Clinical, histopathological, and immunological responses of ponies to Ehrlichia sennetsu and subsequent Ehrlichia risticii challenge.

Ehrlichia risticii has a close antigenic relationship to E. sennetsu. Sera of ponies experimentally infected with E. risticii, the etiologic agent of Potomac horse fever, consistently reacted with E. sennetsu, a human pathogen, in indirect fluorescent-antibody (IFA) testing, while human E. sennetsu convalescent serum reacted with E. risticii by IFA testing and immunoferritin labeling of cells infected in vitro. Two ponies injected intravenously with live E. sennetsu did no develop clinical illness. Subsequent injection with live E. sennetsu did not develop clinical illness. Subsequent injection with live E. risticii also did not induce any disease, in contrast to two control ponies given E. risticii without prior exposure to E. sennetsu. Both controls developed fever, anorexia, depression, dehydration, and diarrhea, which are typical clinical signs of Potomac horse fever, and had characteristic lesions of enteritis and lymph node histiocytosis at postmortem examination. E. sennetsu-exposed ponies had normal gastrointestinal morphologies and lymph node hyperplasia.
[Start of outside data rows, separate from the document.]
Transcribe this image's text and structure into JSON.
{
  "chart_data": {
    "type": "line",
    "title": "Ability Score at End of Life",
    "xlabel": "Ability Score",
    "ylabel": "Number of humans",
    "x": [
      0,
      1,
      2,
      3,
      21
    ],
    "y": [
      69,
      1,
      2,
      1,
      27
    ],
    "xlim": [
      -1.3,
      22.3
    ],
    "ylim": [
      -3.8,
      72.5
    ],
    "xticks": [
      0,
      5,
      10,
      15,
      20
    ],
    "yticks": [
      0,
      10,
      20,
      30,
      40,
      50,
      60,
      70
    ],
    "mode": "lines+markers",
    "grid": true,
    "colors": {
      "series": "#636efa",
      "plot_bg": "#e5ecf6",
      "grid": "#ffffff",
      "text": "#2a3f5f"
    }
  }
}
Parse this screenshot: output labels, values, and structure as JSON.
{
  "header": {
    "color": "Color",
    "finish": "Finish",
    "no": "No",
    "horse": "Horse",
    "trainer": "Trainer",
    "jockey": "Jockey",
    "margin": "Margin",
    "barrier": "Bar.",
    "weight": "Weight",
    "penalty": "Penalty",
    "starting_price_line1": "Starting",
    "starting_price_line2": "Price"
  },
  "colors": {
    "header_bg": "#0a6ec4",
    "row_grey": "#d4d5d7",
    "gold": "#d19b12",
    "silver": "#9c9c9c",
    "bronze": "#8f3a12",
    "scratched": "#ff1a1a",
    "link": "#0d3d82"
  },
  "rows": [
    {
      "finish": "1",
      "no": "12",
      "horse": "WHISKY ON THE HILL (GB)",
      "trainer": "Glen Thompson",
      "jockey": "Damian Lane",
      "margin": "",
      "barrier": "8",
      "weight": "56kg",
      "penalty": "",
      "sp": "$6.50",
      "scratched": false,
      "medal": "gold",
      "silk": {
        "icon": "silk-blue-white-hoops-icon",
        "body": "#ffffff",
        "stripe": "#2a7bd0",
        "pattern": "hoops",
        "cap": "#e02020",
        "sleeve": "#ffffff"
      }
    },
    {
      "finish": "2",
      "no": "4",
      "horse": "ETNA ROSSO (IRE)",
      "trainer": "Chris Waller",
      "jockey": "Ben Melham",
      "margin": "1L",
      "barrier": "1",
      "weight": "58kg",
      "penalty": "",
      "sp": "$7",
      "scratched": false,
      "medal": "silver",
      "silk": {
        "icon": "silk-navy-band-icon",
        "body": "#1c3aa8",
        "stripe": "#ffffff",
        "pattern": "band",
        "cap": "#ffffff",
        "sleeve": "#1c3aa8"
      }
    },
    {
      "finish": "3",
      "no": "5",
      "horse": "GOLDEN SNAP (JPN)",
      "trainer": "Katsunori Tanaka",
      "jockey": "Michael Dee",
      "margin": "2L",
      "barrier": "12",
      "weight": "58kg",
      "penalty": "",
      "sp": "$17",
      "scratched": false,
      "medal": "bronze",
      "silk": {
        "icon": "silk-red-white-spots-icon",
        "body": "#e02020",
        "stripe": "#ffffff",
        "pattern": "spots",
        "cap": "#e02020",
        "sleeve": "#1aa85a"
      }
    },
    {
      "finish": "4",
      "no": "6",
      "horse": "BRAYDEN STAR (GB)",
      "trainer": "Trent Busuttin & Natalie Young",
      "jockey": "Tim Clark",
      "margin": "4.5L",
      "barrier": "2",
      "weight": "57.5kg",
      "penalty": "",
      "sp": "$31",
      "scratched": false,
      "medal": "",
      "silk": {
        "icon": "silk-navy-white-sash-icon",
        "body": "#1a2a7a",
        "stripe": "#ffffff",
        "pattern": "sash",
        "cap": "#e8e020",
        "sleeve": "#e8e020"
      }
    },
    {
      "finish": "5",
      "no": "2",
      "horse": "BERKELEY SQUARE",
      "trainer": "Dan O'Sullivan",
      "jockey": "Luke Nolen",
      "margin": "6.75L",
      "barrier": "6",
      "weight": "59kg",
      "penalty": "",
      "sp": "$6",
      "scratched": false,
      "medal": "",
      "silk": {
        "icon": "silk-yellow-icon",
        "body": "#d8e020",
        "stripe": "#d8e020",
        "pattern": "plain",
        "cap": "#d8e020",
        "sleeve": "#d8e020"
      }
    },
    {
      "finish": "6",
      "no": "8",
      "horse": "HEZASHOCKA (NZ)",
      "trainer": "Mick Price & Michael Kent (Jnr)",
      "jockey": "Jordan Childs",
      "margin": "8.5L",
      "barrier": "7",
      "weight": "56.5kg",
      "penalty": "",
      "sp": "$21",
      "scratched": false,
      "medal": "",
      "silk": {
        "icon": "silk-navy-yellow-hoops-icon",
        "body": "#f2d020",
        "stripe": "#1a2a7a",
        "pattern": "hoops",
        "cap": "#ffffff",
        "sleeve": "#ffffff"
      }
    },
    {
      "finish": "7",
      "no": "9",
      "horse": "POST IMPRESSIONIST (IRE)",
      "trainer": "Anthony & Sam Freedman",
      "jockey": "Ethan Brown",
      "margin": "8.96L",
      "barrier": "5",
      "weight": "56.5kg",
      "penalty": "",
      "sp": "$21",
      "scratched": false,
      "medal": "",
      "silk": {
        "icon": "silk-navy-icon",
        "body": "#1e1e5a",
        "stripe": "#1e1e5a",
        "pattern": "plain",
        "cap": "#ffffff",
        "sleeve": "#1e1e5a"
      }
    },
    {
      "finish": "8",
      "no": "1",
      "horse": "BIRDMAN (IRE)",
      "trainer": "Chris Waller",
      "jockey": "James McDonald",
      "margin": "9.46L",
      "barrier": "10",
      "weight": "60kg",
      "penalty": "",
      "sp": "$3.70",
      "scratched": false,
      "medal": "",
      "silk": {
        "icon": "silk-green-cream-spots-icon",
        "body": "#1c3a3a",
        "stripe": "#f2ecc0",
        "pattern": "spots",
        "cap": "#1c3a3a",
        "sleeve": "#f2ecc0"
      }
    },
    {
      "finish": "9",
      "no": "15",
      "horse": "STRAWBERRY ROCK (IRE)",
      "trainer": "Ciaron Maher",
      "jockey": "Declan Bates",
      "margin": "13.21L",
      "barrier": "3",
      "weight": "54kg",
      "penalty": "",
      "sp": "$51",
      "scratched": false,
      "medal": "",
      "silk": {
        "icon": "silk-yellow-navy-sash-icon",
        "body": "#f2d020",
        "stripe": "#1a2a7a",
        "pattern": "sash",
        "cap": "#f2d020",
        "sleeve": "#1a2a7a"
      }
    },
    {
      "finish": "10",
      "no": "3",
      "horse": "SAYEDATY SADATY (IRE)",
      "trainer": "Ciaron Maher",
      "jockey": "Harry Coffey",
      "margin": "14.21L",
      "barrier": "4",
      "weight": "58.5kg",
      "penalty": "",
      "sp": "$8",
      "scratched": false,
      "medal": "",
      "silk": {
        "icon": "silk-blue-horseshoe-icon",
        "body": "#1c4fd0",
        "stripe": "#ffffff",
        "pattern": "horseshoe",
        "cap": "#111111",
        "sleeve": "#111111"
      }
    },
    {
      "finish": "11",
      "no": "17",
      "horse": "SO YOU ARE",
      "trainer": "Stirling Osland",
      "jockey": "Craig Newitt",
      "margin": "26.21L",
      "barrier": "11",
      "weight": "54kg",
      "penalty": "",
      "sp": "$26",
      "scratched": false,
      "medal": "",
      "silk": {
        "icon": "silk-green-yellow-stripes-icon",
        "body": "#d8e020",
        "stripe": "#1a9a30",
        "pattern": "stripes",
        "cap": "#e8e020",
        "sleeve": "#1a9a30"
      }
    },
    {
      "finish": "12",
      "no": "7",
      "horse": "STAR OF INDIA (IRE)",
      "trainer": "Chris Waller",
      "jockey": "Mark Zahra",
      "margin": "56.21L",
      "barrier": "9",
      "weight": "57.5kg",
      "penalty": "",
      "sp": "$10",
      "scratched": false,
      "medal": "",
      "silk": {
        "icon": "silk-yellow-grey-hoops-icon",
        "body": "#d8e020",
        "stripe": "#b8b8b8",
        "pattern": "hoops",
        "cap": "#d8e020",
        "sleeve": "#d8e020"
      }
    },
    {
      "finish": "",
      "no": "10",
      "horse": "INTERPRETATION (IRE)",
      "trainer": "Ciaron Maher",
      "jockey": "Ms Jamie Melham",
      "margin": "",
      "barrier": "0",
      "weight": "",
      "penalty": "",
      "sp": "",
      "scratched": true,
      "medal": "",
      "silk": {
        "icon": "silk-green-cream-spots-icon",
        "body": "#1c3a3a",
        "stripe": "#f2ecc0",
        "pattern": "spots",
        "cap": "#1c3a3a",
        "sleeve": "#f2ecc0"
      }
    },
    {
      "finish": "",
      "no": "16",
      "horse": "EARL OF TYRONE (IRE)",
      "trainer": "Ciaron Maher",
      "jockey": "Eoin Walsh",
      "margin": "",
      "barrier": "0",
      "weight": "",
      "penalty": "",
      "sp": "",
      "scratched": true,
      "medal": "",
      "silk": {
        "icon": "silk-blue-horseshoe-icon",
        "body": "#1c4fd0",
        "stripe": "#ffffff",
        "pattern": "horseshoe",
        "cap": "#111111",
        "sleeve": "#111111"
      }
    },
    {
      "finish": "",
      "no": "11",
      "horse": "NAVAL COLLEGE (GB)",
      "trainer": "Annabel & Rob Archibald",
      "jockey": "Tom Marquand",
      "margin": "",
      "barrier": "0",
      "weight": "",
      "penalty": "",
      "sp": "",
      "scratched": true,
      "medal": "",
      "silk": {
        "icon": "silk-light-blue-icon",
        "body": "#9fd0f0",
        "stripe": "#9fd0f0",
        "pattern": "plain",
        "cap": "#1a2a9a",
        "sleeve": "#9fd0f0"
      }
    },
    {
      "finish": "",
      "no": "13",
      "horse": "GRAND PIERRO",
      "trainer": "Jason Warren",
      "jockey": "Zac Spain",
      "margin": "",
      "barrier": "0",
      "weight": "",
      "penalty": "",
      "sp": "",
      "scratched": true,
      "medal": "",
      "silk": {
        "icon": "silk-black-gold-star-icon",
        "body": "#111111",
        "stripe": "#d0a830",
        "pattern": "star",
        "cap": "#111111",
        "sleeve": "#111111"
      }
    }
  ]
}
Ponies primed with E. sennetsu before E. risticii challenge developed high titers of immunoglobulin G antibody which reacted against both E. sennetsu and E. risticii antigens by IFA testing. The most prominent antigenic polypeptide in Western (immuno-) blot analysis of sera collected from ponies primed with E. sennetsu before subsequent challenge with E. risticii was present in lysates of both Ehrlichia species and had an apparent molecular mass of 44 kilodaltons. This band was not prominent in Western blots performed with sera of ponies injected with E. risticii alone. Thus, injection of E. sennetsu protects ponies from clinical and pathological manifestations of the disease induced by injection with E. risticii. Immunologic cross-reactivity of the two organisms with IFA testing and strong immunologic recognition by ponies of the 44-kilodalton antigen common to the two organisms may be related to the development of protective immunity against E. risticii.